Шапиро зависел от моего отца. Он подолгу сиживал в нелепом кабинете с копировальной машиной и креслом «стиль рюсс». О Шапиро говорилось, что он честен и «маленький человек». Я почему-то был уверен, что «маленькие люди» никогда не тратят больше трех рублей и живут обязательно на Песках. Большеголовый Николай Давыдыч был шершавым и добрым гостем, беспрестанно потирающим руки, виновато улыбающимся, как посыльный, допущенный в комнаты. От него пахло портным и утюгом.
Я твердо знал, что Шапиро честен, и, радуясь этому, втайне желал, чтобы никто не смел быть честным, кроме него. Ниже Шапиро на социальной лестнице стояли одни «артельщики» – эти таинственные скороходы, которых посылают в банк и к Каплану. От Шапиро через артельщиков шли нити в банк и к Каплану.
Я любил Шапиро за то, что ему был нужен мой отец. Пески, где он жил, были Сахарой, окружающей белошвейную мастерскую его жены. У меня кружилась голова при мысли, что есть люди, зависимые от Шапиро. Я боялся, что на Песках поднимется смерч и подхватит его жену-белошвейку с единственной мастерицей и детей с нарывами в горле, как перышко, как три рубля…
Ночью, засыпая в кровати с ослабнувшей сеткой, при свете голубой финолинки, я не знал, что делать с Шапиро: подарить ли ему верблюда и коробку фиников, чтобы он не погиб на Песках, или же повести его вместе с мученицей – мадам Шапиро – в Казанский собор, где продырявленный воздух черен и сладок.
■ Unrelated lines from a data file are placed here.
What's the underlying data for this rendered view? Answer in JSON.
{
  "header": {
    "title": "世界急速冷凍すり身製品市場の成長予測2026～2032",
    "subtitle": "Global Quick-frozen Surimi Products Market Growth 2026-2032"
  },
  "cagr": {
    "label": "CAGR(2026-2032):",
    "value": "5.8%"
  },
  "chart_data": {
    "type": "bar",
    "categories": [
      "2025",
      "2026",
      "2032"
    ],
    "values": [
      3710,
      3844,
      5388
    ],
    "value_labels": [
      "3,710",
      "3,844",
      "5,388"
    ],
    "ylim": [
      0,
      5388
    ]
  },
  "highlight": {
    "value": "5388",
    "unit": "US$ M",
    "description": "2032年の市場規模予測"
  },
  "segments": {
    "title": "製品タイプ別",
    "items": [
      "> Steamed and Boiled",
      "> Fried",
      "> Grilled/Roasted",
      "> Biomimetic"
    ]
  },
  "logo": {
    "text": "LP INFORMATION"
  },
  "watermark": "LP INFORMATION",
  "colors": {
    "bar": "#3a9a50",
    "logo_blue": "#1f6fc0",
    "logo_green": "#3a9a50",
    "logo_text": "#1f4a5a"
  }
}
Есть темная, с детства идущая, геральдика нравственных понятий: шварк раздираемого полотна может означать честность и холод мадаполама – святость.
А парикмахер, держа над головой Парнока пирамидальную фиоль с пиксафоном, лил ему прямо на макушку, облысевшую в концертах Скрябина, холодную коричневую жижу, ляпал прямо на темя ледяным миром, и, почуяв на своем темени ледяную нашлепку, Парнок оживлялся. Концертный морозец пробегал по его сухой коже и – матушка, пожалей своего сына – забирался под воротник.
– Не горячо? – спрашивал его парикмахер, опрокидывая ему вслед за тем на голову лейку с кипятком, но он только жмурился и глубже уходил в мраморную плаху умывальника.
И кроличья кровь под мохнатым полотенцем согревалась мгновенно.
Парнок был жертвой заранее созданных концепций о том, как должен протекать роман.
На бумаге верже, государи мои, на английской бумаге верже, с водяными отеками и рваными краями, извещал он ничего не подозревающую даму о том, что пространство между Миллионной, Адмиралтейством и Летним садом им заново отшлифовано и приведено в полную боевую готовность, как бриллиантовый карат.
На такой бумаге, читатель, могли бы переписываться кариатиды Эрмитажа, выражая друг другу соболезнование или уважение.
Ведь есть же на свете люди, которые никогда не хворали опаснее инфлуэнцы и к современности пристегнуты как-то сбоку, вроде котильонного значка. Такие люди никогда себя не почувствуют взрослыми и в тридцать лет еще на кого-то обижаются, с кого-то взыскивают. Никто их никогда особенно не баловал, но они развращены, будто весь век получали академический паек с сардинками и шоколадом. Это путаники, знающие одни шахматные ходы, но все-таки лезущие в игру, чтоб посмотреть, как оно выйдет. Им бы всю жизнь прожить где-нибудь на даче у хороших знакомых, слушая звон чашек на балконе, вокруг самовара, поставленного шишками, разговаривая с продавцами раков и почтальоном. Я бы их всех собрал и поселил в Сестрорецке, потому что больше теперь негде.
Парнок был человеком Каменноостровского проспекта – одной из самых легких и безответственных улиц Петербурга. В семнадцатом же году, после февральских дней, улица эта еще более полегчала, с ее паровыми прачешными, грузинскими лавочками, продающими исчезающее какао, и шалыми автомобилями Временного правительства.
Ни вправо, ни влево не подавайся: там чепуха, бестрамвайная глушь. Трамваи же на Каменноостровском развивают неслыханную скорость. Каменноостровский – это легкомысленный красавец, накрахмаливший свои две единственные каменные рубашки, и ветер с моря свистит в его трамвайной голове. Это молодой и безработный хлыщ, несущий под мышкой свои дома, как бедный щеголь свой воздушный пакет от прачки.
III
– Николай Александрович, отец Бруни! – окликнул Парнок безбородого священника-костромича, видимо еще не привыкшего к рясе и державшего в руке пахучий пакетик с размолотым жареным кофе. – Отец Николай Александрович, проводите меня!